The incumbent party has historically won if stocks rally into an election. Here’s why this time could be different.
A stock market signal closely followed by Wall Street pros suggests Kamala Harris will win the Presidential election next week, but commentators warn that the historically accurate signal could fail this time.
History shows that when the S&P 500 has been higher in the three months leading up to the election, the incumbent party has won 80% of the time.
On the flipside, when the S&P 500 has been lower in the three months leading up to the election, the opposing party has won the election 89% of the time.
It’s been a highly accurate signal in every election since 1928, and assuming the index doesn’t erase its 8% gain since August in a day, commentators have said there’s a good chance Kamala Harris will win.
Yet, market experts speaking with B-17 note that the backdrop for both the market and the political landscape is highly unique, mirroring one of the only years that the signal has failed to point to the outcome of the vote.
1968 redux
Sam Stovall of CFRA Research said there are some uncanny similarities between today’s election cycle and 1968, a year when the stock market election signal failed.
In 1968, former President Lyndon Johnson chose not to run for reelection and was replaced at the top of the ticket by Vice President Hubert Humphrey.
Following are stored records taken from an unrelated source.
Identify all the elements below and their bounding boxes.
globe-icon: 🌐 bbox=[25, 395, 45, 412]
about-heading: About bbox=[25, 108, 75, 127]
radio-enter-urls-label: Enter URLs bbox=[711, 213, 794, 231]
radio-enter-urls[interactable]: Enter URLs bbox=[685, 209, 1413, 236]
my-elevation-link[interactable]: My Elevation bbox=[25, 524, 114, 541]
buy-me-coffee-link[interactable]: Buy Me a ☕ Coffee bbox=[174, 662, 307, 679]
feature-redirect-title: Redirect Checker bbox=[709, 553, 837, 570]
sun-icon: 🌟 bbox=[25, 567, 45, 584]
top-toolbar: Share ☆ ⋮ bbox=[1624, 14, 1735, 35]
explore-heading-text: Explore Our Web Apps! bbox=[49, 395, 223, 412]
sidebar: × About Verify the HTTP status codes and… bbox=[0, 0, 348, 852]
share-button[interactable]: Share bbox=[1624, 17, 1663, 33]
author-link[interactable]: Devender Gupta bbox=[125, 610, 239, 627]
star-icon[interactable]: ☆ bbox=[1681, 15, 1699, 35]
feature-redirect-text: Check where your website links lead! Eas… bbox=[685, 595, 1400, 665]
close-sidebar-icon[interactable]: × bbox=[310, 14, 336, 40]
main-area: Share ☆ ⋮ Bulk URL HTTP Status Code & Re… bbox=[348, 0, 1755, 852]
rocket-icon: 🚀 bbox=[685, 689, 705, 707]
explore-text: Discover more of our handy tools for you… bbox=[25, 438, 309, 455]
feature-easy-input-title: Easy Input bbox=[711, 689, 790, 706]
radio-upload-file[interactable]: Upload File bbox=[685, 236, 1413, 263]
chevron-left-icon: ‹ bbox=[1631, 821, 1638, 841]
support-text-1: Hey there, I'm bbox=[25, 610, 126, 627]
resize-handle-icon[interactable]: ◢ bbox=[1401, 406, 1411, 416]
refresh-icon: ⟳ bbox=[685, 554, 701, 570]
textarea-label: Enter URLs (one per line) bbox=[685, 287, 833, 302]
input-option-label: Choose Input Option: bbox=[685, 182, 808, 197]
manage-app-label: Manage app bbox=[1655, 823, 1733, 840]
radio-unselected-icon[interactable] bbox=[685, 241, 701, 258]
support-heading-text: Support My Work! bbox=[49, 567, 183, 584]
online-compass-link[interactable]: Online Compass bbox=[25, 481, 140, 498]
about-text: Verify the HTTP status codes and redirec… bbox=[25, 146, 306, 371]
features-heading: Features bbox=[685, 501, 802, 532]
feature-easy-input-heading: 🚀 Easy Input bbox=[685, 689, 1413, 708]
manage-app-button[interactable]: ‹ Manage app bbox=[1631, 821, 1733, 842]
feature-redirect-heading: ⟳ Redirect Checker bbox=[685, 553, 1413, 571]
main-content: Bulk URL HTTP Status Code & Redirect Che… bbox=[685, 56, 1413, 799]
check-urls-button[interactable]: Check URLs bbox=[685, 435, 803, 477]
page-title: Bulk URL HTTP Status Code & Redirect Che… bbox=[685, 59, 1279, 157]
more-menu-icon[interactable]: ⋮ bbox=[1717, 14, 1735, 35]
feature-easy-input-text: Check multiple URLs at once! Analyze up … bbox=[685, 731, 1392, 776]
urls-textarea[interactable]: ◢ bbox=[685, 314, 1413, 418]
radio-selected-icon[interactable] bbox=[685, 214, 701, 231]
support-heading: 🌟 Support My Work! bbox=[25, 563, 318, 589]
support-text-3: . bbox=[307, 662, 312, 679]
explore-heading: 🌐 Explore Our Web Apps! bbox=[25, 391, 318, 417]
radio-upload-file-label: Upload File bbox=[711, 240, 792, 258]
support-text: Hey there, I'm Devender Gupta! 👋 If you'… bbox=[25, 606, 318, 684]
Similarly, President Joe Biden dropped out and was replaced by his Vice President.
Also in 1968, the Federal Reserve cut interest rates between July 31 and October 31, which ultimately did not help the incumbent party. The Fed cut interest rates by 50 basis points last month for the first time since 2020.
Stovall said the final similarity is that Democrats in 1968 faced a restless populace clamoring for change. Back then, the issue was the unpopular Vietnam War. Now, rising prices and immigration issues could hurt Democrats’ chances.
“Therefore, like 1968, the market’s advance may be a reflection of ‘replacement relief’ not ‘reelection,” Stovall told B-17.
Others on Wall Street say the market in 2024 has distinct factors driving the gains — notably, artificial intelligence — that preclude it from hinting at political outcomes.
“We do not think that the market is a good predictor of the election outcome as the market has become more concentrated and the AI boom is distorting equity returns,” Jay Hatfield, CEO at Infrastructure Capital Advisors told B-17.
What’s more, there may be more accurate indicators than the moves of the broader S&P 500, and those indicators have been pointing to a Trump victory.
Assets tied to the “Trump trade” have gained in recent months, with bitcoin, shares of Trump Media and Technology Group, and the dollar all rallying on an expected boost from a second Trump presidency. Billionaire investor Stanley Druckenmiller told Bloomberg last month that the market is “very convinced Trump is going to win.”
A notable miss for the signal in recent history is the 2020 election. That year, the S&P 500 rose 2.3% leading up to the November vote, suggesting a Trump win, but Biden ultimately won.